Press Release September 8, 2023
IRENE ZOLA, NYC AGING IN PLACE LEADER, FOUNDER OF LiLY, DIES AT 78
With great sadness, the LiLY organization (Lifeforce in Later Years) announces news of the sudden and unexpected passing of LiLY’s founder and executive director, Irene Zola, on August 29 at Sloan Kettering Hospital in NYC, from complications due to Leukemia. She was 78 years old.
Ms. Zola’s organization, a model nonprofit group caring for elders — replicated in many parts of the US — has been serving the Morningside Heights / West Harlem neighborhoods in the Upper West Side of Manhattan since 2009.
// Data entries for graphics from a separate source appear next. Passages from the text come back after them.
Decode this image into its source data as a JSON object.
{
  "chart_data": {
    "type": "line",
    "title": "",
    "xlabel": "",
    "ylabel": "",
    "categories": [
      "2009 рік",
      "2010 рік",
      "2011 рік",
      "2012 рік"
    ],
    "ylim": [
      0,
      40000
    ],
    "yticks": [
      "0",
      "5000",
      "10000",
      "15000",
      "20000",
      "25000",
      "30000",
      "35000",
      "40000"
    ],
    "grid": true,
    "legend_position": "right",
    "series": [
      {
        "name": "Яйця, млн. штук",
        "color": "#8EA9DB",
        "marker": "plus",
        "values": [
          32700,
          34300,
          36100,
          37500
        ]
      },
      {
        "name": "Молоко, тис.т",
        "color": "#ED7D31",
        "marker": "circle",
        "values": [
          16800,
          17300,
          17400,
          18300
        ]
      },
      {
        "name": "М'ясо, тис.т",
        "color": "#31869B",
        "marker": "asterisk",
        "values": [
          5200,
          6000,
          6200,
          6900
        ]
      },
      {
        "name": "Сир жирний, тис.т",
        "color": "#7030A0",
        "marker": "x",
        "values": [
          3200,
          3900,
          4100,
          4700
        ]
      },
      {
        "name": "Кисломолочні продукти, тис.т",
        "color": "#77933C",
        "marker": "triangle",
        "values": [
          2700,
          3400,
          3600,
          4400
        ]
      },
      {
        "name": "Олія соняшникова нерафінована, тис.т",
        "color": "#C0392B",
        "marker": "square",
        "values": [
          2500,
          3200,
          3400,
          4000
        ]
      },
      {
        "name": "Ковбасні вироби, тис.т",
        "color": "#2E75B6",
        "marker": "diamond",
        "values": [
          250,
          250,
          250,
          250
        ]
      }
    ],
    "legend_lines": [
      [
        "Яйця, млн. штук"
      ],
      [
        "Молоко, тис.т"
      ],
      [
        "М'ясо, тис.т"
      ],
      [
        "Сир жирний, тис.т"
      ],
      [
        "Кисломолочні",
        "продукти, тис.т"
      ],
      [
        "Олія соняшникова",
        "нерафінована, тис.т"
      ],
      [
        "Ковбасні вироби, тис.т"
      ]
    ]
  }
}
After witnessing the limitations of the care available to her mother, who lived in a nursing home facility, Zola brought a group of neighbors together to consider how they might help their neighbors remain in their apartments, even at advanced ages. Soon after launching a friendly visiting program, the volunteer-led group saw that most neighbors over 80 years had no family caregiver options and that emotional, social, and community connections were invaluable to improving living alone in the city. Over time, individualized and deep levels of care were complemented by social group programs and expansion into new neighborhoods. There are no fees for LiLY programs, but rather a committed group of staff, volunteers, local businesses, and medical partners who contribute to the work.
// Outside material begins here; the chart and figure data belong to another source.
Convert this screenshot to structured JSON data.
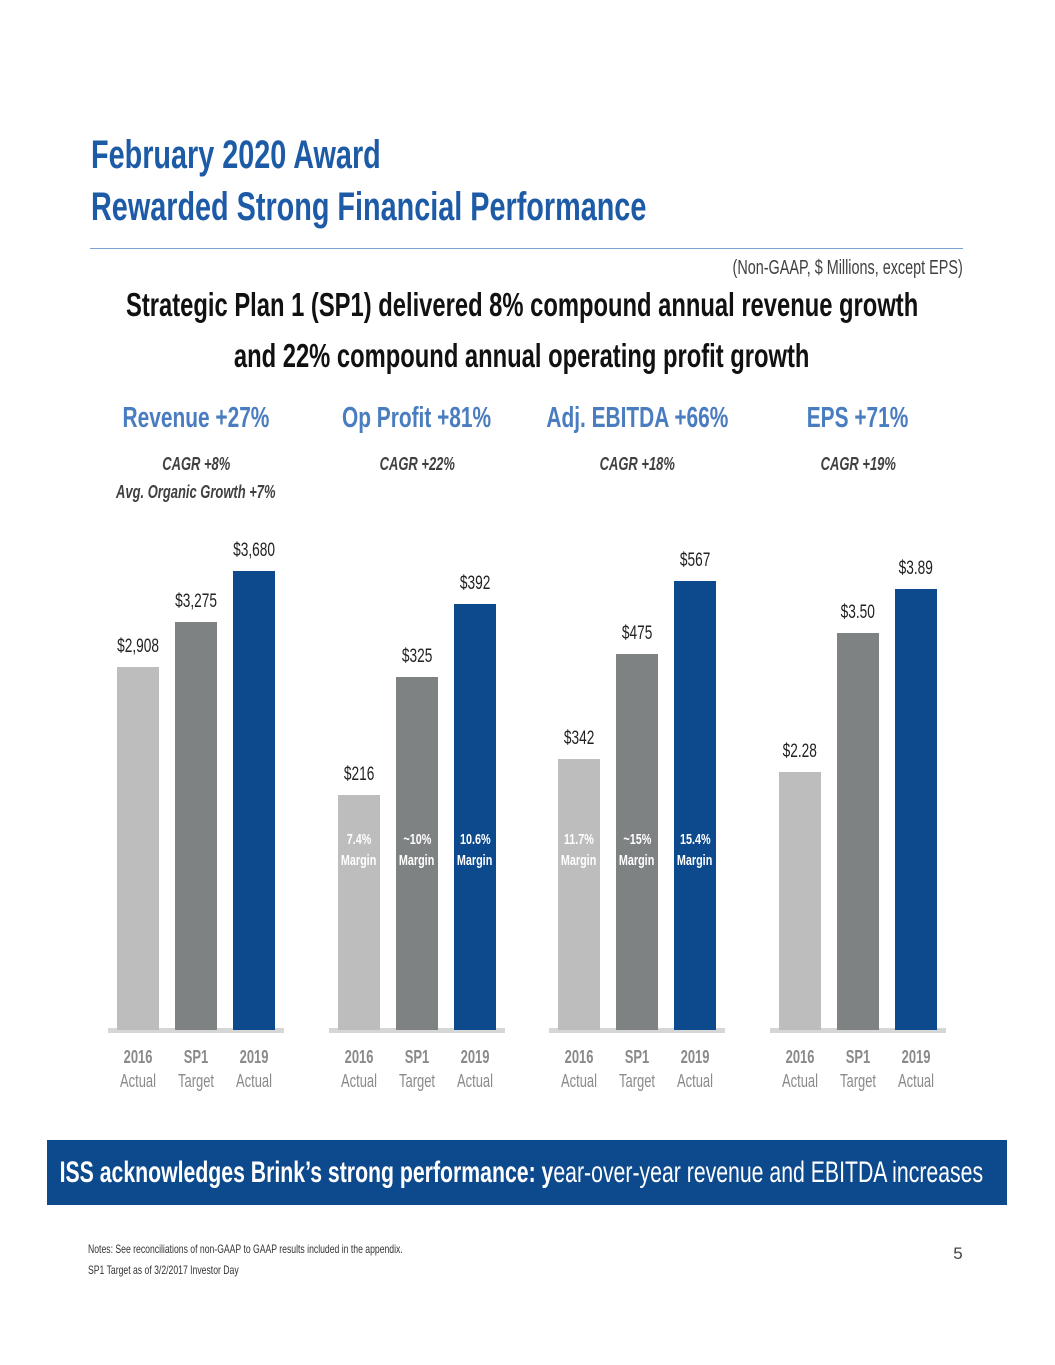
{
  "slide": {
    "title_line1": "February 2020 Award",
    "title_line2": "Rewarded Strong Financial Performance",
    "units_note": "(Non-GAAP, $ Millions, except EPS)",
    "subtitle_line1": "Strategic Plan 1 (SP1) delivered 8% compound annual revenue growth",
    "subtitle_line2": "and 22% compound annual operating profit growth",
    "banner_bold": "ISS acknowledges Brink’s strong performance: y",
    "banner_regular": "ear-over-year revenue and EBITDA increases",
    "notes_line1": "Notes: See reconciliations of non-GAAP to GAAP results included in the appendix.",
    "notes_line2": "SP1 Target as of 3/2/2017 Investor Day",
    "page_number": "5"
  },
  "colors": {
    "title": "#1d5ba7",
    "chart_title": "#4a7dc0",
    "rule": "#7aa2d2",
    "bars": [
      "#bdbdbd",
      "#7f8283",
      "#0d4a8d"
    ],
    "baseline": "#d6d6d6",
    "banner": "#0d4a8d",
    "banner_text": "#ffffff",
    "tick_label": "#8a8a8a",
    "cagr": "#404040"
  },
  "chart_data": [
    {
      "type": "bar",
      "title": "Revenue +27%",
      "subtitle_lines": [
        "CAGR +8%",
        "Avg. Organic Growth +7%"
      ],
      "categories": [
        {
          "line1": "2016",
          "line2": "Actual"
        },
        {
          "line1": "SP1",
          "line2": "Target"
        },
        {
          "line1": "2019",
          "line2": "Actual"
        }
      ],
      "values": [
        2908,
        3275,
        3680
      ],
      "value_labels": [
        "$2,908",
        "$3,275",
        "$3,680"
      ]
    },
    {
      "type": "bar",
      "title": "Op Profit +81%",
      "subtitle_lines": [
        "CAGR +22%"
      ],
      "categories": [
        {
          "line1": "2016",
          "line2": "Actual"
        },
        {
          "line1": "SP1",
          "line2": "Target"
        },
        {
          "line1": "2019",
          "line2": "Actual"
        }
      ],
      "values": [
        216,
        325,
        392
      ],
      "value_labels": [
        "$216",
        "$325",
        "$392"
      ],
      "bar_annotations": [
        {
          "value": "7.4%",
          "label": "Margin"
        },
        {
          "value": "~10%",
          "label": "Margin"
        },
        {
          "value": "10.6%",
          "label": "Margin"
        }
      ]
    },
    {
      "type": "bar",
      "title": "Adj. EBITDA +66%",
      "subtitle_lines": [
        "CAGR +18%"
      ],
      "categories": [
        {
          "line1": "2016",
          "line2": "Actual"
        },
        {
          "line1": "SP1",
          "line2": "Target"
        },
        {
          "line1": "2019",
          "line2": "Actual"
        }
      ],
      "values": [
        342,
        475,
        567
      ],
      "value_labels": [
        "$342",
        "$475",
        "$567"
      ],
      "bar_annotations": [
        {
          "value": "11.7%",
          "label": "Margin"
        },
        {
          "value": "~15%",
          "label": "Margin"
        },
        {
          "value": "15.4%",
          "label": "Margin"
        }
      ]
    },
    {
      "type": "bar",
      "title": "EPS +71%",
      "subtitle_lines": [
        "CAGR +19%"
      ],
      "categories": [
        {
          "line1": "2016",
          "line2": "Actual"
        },
        {
          "line1": "SP1",
          "line2": "Target"
        },
        {
          "line1": "2019",
          "line2": "Actual"
        }
      ],
      "values": [
        2.28,
        3.5,
        3.89
      ],
      "value_labels": [
        "$2.28",
        "$3.50",
        "$3.89"
      ]
    }
  ]
}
An early board member, Lois Freedman, reflects: “She designed a self-sustaining organization. Today’s older volunteers are tomorrow’s elders, and people of all ages have learned much about aging and its many challenges and rewards.”
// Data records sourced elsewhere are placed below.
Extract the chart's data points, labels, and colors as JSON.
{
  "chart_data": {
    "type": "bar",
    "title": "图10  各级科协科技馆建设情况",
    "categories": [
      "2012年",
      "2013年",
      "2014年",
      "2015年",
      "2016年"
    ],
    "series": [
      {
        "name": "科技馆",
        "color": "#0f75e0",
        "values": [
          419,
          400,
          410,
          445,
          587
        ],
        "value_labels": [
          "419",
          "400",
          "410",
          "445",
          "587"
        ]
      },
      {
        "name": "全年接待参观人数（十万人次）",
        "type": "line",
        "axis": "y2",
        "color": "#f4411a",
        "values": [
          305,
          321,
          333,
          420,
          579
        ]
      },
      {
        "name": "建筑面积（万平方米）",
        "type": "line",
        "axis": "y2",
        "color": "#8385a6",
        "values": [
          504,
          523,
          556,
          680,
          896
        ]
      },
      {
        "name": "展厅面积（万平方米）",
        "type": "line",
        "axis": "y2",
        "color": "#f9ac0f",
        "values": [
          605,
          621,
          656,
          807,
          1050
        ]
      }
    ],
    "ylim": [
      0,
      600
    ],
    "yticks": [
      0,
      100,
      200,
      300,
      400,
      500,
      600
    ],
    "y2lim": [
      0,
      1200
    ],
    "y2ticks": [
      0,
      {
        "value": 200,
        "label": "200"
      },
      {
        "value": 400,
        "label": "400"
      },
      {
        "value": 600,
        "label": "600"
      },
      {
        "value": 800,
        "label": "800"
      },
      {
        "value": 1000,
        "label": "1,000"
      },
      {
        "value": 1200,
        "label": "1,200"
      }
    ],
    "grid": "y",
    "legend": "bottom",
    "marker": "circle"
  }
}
For her work in community development, Irene was a CNN Hero and won an AARP Inspire Award in 2012. She has forged an innovative alternative model of care for an aging population that brings together, neighbors, volunteers, elders, and staff. Irene has a long history of activism. She was involved in the Civil Rights movement in the 1960s and was one of the founding members of the Family Annex Nursery School. She was ahead of her time in many ways; she was among the first women to drive a NYC Yellow Cab.
A community member, Karen Anderson, left a tribute on the organization’s website: “When I think of Irene, so many superlatives come to mind – beautiful, brilliant, visionary, magnanimous…. Irene wanted a better world for seniors, worked to make it happen, and in the process elevated many of us into being our better selves. I loved being in her presence, basking in her warm, patient, intelligent regard, always receiving something positive and helpful… She literally looked like a Queen, but most importantly, she was one, in all its positive aspects – a protector of her domain and a cultivator of community, which she worked tirelessly to create and sustain.”
LiLY’s Board President, Jennifer Beisser, notes that Ms. Zola and the organization have been actively planning for its yearly fundraiser: “Legacies Awards Gala is an event she loved and celebrates incredible New Yorkers who make aging in NYC better. Donors, volunteers, and uptown neighbors come together with honorees including celebrities such as Rachael Ray (Legacies, 2023) and trailblazers in geriatric medicine, the arts, and other fields.” The 2023 Gala, dedicated to Irene Zola, will be held on November 6, 2023, at Columbia University’s Low Library, 6-9 p.m. Information is available at Lifeforce-in-Later-Years.org, or call Genia Gould at 917-304-6213.
Zola is survived by her long-time partner John Hailu, son Daniel, his wife and their two daughters, her four sisters, four nieces and nephews, and six great-nieces and great-nephews.